Thursday, January 26, 2012

My Homeschool Odyssey, Part 1

Homeschooling was something foreign to me. I envisioned a super patient mom sitting patiently with her children as she patiently taught them. The children would respond in a polite manner and all would be well. The mom would wear a jean jumper and the children would be a little, well... socially deprived. That was something that, I felt, God had definitely not called me to. I was already a pastor's wife!

The idea of homeschooling entered my world when my oldest, A1, went to a nearby Christian preschool. It was there that I met a mom who had 5 children and was a homeschooler. She would send her children to that school for preschool and kindergarten to get their phonics basics. Then she would start homeschooling them in first grade. I would ask her about her schedule and how she got things done. I was amazed that she was able to pull it off without pulling her hair out. She was really encouraging. Then, she would challenge me with the idea. I thought she was crazy. 

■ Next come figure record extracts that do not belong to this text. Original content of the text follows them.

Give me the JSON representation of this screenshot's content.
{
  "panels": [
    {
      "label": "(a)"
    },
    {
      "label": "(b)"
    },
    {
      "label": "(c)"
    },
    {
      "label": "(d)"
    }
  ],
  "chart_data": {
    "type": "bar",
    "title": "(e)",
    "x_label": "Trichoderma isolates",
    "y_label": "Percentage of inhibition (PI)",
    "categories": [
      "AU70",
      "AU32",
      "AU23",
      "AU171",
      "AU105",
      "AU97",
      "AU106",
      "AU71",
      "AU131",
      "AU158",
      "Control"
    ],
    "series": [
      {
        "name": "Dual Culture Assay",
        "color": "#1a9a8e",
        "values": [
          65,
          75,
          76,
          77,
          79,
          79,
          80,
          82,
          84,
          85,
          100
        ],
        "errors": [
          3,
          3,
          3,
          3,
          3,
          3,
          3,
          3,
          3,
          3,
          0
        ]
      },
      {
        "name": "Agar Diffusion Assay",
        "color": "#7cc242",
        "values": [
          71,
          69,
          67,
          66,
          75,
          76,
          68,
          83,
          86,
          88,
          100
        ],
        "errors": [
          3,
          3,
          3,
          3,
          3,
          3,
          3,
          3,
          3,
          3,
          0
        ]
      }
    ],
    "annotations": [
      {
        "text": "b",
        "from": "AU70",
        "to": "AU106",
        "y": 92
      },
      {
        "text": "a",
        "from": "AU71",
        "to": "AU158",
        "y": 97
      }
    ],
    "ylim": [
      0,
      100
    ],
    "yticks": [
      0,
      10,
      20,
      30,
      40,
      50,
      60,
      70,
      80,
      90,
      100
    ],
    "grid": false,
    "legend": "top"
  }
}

I used to teach in the public school system and was more willing to teach a classroom of students rather than my own children. Somehow I had patience for other children but not my own?? I envisioned a lot yelling and screaming and crying. I would go home and tell my husband what Mrs. L had challenged me with. He would laugh. He would say that he envisioned a lot of yelling and screaming and crying. So, I just put it to that part of my mind that read "impossible / no way / never."

I kept seeing Mrs. L because she had a lot of children. We would talk and I would ask more questions about homeschooling. I was genuinely curious. It felt like God was opening my heart to the idea. Then, she would challenge me once again. I would talk to my husband and he would laugh. Then I would put that idea away again.

By this time, Mrs. L had six children and A2 was going to preschool. A3 had been born and A1 was in public school. He had a ready-to-retire teacher and some wonderfully encouraging teachers afterwards. He had some good experiences and some scarring experiences. This was a typical day for him:

  • Wake up.
  • A lot of coercing to get ready.
  • A lot of pushing to eat fast.
  • (After school) A lot of hollering to eat his snack... fast.
  • Activity
  • A lot of lamenting to do homework while I prepared dinner.
  • A lot of shouting to get ready for bed.
  • A lot of yelling to go to sleep.

As you can see, there was a lot of stress and tension going on. So much had to be done and so much busyness but I hardly got to see A1. In between school and activities, There was little meaningful interaction with him because of the busyness. I saw him at the busiest part of any mom's day (3:00-night). I had to drive him to activities, make dinner, make sure he did his homework, make sure he had everything for the next day... I felt cheated because I didn't get to see my son and wasn't getting a chance to know him.

By this time, I felt that God was slowly opening the door to the idea of me actually homeschooling. I thought of the possibility but my husband still said no.